Last Sunday, several hundred thousand supporters of the Countryside Alliance took part in a Countryside March through London as part of a campaign to persuade the Government to take more notice of the special needs of rural areas. The word campaign is a particularly appropriate one to apply in this case.
Campaign comes down to us from the Latin campania, “open field; plain; level countryside”. This passed into Old French as champagne in its broader sense of “open country”, a name that was given in particular to a region of eastern France. It also passed into English in the fourteenth century in the form champaign with the same meaning (though it was stressed on the first syllable, unlike the French), a word which is now archaic. Champagne was later reborrowed in that spelling to mean the characteristically bubbly drink made in that region of France.
In Italian, the form was campagna. It, too, was used as a name for a stretch of open countryside and in particular for the Campagna di Roma, that rich and flat province of Italy lying south-west of the Tiber.
Until modern times, armies normally only did battle in the summer months, because the bad weather of winter made movement difficult or impossible. In winter they stayed in camp, and only when the weather improved did they venture out into “the field”, into the campagna. This specialised use of the word moved into French and then in the seventeenth century into English in the modern spelling campaign. At first it was used for all the senses of its predecessor champaign, but was soon applied solely in the military sense. From there, it broadened a little to mean any sustained military operation, at whatever time of year, and from the early nineteenth century took on the sense that last weekend’s demonstrators meant, an organised set of actions intended to mobilise public opinion.

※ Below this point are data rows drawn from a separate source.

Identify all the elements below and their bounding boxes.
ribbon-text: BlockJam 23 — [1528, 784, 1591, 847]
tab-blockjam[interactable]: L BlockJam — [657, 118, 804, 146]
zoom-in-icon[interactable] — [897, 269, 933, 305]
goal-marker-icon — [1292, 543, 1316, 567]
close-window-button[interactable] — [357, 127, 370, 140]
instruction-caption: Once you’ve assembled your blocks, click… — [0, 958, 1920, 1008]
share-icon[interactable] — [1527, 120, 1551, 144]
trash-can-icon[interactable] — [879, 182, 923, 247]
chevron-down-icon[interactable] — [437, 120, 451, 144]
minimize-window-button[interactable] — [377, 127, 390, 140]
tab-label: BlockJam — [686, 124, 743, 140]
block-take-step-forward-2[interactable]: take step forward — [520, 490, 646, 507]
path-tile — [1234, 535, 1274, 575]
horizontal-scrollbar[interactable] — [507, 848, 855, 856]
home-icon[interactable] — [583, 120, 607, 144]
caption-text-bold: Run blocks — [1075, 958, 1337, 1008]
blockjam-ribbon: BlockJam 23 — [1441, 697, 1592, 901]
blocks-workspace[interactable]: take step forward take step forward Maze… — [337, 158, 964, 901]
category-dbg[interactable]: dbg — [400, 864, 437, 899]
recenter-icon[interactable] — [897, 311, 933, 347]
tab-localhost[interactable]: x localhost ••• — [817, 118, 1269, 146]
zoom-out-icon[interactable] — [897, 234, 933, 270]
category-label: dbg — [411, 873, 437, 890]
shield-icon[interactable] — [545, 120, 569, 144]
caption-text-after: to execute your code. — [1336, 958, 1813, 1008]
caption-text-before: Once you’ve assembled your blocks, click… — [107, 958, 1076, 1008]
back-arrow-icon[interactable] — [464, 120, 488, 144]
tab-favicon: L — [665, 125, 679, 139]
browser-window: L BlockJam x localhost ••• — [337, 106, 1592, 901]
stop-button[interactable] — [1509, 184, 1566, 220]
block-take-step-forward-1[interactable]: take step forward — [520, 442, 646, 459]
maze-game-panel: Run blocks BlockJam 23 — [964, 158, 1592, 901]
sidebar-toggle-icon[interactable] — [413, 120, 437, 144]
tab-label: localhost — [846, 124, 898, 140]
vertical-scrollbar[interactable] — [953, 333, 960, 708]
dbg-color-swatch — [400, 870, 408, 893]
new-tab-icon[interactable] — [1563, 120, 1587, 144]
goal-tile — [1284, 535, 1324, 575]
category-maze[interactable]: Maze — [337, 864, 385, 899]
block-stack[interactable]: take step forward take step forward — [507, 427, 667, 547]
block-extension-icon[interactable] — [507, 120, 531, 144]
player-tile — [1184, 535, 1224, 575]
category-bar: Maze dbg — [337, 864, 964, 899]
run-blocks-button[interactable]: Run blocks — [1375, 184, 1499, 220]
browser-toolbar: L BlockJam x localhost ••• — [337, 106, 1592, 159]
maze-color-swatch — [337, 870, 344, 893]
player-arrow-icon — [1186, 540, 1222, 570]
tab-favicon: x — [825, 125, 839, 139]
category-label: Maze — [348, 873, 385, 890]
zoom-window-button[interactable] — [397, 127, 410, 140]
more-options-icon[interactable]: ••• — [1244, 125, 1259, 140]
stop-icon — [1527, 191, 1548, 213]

Some of those who marched would describe themselves as champions of the countryside, another word which derives from the same Latin source as campaign. The root Latin word for both was campus, ‘open field; arena’, which could also mean “a place of battle” (a particularly well known one was the campus Martius, a level ground by the Tiber that was used for sports, military drill and assemblies). Those who fought in staged battles in the arena were called in Latin campiones, which is the source of our English word, again via French. In Latin, by the way, it meant anyone who took part, not just the winners, a sense in English that only dates from the 1730s. The Latin word is also the source of our camp, taking up the association on its way through Italian and French of “a place where troops are housed” and was borrowed again as the name for the grounds of a college, being first applied to Princeton University in the 1770s.
The wild flowers called campions were at one time thought to be so named because they were used as garlands by the ancient Greeks (rose campion was formerly placed in the genus Agrostemma, from the Greek agros “field” and stemma “garland”), but it may be they’re actually named after campus in its sense of “country”. Either way campion is a book name of the sixteenth century.
By the way, country has no connection with any of these words. It’s from the Latin contra, used in the phrase terra contrata to mean the landscape which is spread out opposite one, or in front of one. Later the second word took on a life of its own and arrived in English as the term for a tract of land, but more specifically one controlled by a particular race, family or people. Its meaning of “rural” as differentiated from “urban” seems not to have developed until the sixteenth century.